Guguţă (prononcer Gougoutza) est une figure indissociable de Spiridon Vangheli. Il porte le costume national moldave comprenant une chemise paysanne brodée, un pantalon collant en lin («itari»), une touloupe («bundita») en peau de mouton avec applications en cuir et des mocassins paysans («opinci»). Mais il est surtout inséparable de son bonnet en fourrure d’agneau («caciula de cârlan)».
Un des récits de S.Vangheli est entièrement dédié à ce bonnet, dans le premier recueil d’histoires paru en 1967 et intitulé Les Exploits de Guguţă: grâce à ce bonnet, Guguţă protégera du froid ses camarades de classe et, plus tard, le village entier en les invitant à se blottir dedans pour se réchauffer. En effet, notre héros a fait une grande découverte: son bonnet grossit à mesure que sa générosité et sa bonté se manifestent. Cette histoire, la plus célèbre de toutes, suscite encore une grande tendresse de la part de ses lecteurs en Moldavie et dans plus de 40 pays du monde, grâce aux traductions effectuées pendant l’ère soviétique et aux diapositives[1] en russe créées à partir des livres.

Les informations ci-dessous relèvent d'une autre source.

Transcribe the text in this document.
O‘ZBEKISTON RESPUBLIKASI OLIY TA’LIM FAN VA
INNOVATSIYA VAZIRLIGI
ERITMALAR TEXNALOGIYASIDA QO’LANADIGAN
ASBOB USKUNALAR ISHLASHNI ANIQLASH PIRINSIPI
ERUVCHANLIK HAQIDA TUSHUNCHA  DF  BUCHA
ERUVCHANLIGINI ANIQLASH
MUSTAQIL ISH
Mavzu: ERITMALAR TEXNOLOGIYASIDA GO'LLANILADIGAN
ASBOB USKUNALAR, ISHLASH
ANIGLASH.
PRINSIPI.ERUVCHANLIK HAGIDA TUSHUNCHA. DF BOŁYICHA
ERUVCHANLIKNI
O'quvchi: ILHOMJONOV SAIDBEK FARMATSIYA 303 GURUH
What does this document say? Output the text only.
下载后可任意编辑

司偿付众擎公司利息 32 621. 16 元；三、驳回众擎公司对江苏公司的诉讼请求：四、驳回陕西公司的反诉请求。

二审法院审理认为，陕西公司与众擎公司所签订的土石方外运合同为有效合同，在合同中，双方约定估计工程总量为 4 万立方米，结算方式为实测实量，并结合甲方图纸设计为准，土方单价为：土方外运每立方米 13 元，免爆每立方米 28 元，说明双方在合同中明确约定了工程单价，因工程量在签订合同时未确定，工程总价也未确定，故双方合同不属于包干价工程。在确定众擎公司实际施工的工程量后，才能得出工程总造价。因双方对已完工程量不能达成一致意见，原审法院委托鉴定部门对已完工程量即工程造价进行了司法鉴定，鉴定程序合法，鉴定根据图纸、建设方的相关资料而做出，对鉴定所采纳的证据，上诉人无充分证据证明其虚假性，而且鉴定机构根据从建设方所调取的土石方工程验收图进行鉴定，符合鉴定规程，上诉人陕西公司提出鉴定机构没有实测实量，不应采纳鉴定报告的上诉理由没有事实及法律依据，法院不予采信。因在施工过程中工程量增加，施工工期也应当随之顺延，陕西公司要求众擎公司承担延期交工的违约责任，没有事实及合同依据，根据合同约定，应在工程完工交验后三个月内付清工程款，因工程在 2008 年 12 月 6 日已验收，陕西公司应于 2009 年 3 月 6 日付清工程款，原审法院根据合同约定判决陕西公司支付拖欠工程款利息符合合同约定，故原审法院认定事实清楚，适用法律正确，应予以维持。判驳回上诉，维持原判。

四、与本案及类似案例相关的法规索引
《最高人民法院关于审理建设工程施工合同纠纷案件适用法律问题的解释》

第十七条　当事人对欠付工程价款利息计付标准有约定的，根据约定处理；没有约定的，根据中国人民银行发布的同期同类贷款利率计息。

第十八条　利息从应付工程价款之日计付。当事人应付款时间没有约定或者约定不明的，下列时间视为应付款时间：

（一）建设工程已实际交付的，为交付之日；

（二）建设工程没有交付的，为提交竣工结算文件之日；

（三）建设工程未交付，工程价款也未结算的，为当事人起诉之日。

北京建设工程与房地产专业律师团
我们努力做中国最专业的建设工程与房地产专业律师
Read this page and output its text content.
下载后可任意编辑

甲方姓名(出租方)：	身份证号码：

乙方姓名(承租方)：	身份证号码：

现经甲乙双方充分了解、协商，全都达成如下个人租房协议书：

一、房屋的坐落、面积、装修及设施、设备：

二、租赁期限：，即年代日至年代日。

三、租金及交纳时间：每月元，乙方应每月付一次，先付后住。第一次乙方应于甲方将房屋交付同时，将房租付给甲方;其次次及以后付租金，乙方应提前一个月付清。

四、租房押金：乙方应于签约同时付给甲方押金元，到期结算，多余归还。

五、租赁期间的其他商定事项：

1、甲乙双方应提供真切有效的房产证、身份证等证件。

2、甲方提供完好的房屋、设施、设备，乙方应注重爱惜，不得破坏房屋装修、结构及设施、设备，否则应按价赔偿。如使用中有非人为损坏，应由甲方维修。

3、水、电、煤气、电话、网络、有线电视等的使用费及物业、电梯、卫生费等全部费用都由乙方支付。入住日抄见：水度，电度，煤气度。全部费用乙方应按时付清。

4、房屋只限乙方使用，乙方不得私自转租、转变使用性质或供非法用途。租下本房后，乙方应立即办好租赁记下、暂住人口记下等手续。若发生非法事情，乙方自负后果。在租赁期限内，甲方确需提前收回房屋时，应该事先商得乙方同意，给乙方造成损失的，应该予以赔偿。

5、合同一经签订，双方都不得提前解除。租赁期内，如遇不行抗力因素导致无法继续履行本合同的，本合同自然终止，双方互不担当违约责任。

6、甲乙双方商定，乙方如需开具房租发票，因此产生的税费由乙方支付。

Pendant cette période, Guguţă et son bonnet apparaissaient déjà comme un symbole national. En 1981, dans le parc central de la capitale moldave, la municipalité inaugure un café pour enfants nommé «Guguţă », des poupées à son effigie sont fabriquées entre 1982 et 1990 dans la ville de Durlești. Aujourd’hui encore, le petit héros jouit d’un grand prestige puisqu’un théâtre de marionnettes, une marque d’uniformes scolaires ou encore des chocolats et une pâtisserie utilisent son nom et son image. Le 27 août 2010, la diaspora moldave avait même affublé le Manneken Pis, à Bruxelles, du costume de Guguţă.

Les célébrations organisées cette année visent à étendre cette popularité, principalement auprès des jeunes générations, grâce à une série de concours, spectacles et expositions organisés en partenariat avec les bibliothèques et établissements scolaires de tout le pays. Tous les livres de Guguţă sont réédités et une émission, l’Univers de Guguţă , devrait faire son apparition à la télévision nationale au cours de ce jubilé. Les poupées réapparaissent sur les marchés, ainsi que des badges et autres aimantins. Les communiqués de presse promettent également l’inauguration d’une pièce de monnaie, d’un monument et d’un parc Guguţă dans la capitale.


Aimantin à l’effigie de Guguţă

Tout y est. Ou presque. Car, dès 1970, soit trois ans après la première édition du livre mettant en scène ce personnage, il est également apparu dans un film d’animation.

Guguţă , pionnier de l’animation moldave

L’histoire du cinéma d’animation moldave commence en 1968 et 1969, avec deux films inspirés de contes classiques de la littérature roumaine La chèvre aux trois chevreaux et La Petite bourse à deux sous de l’écrivain Ion Creangă. Ces films sont réalisés par le peintre Anton Mater, originaire du Daghestan, ancien étudiant de l’Académie des beaux-arts de Leningrad. Ils utilisent la technique d’animation en volume avec des poupées.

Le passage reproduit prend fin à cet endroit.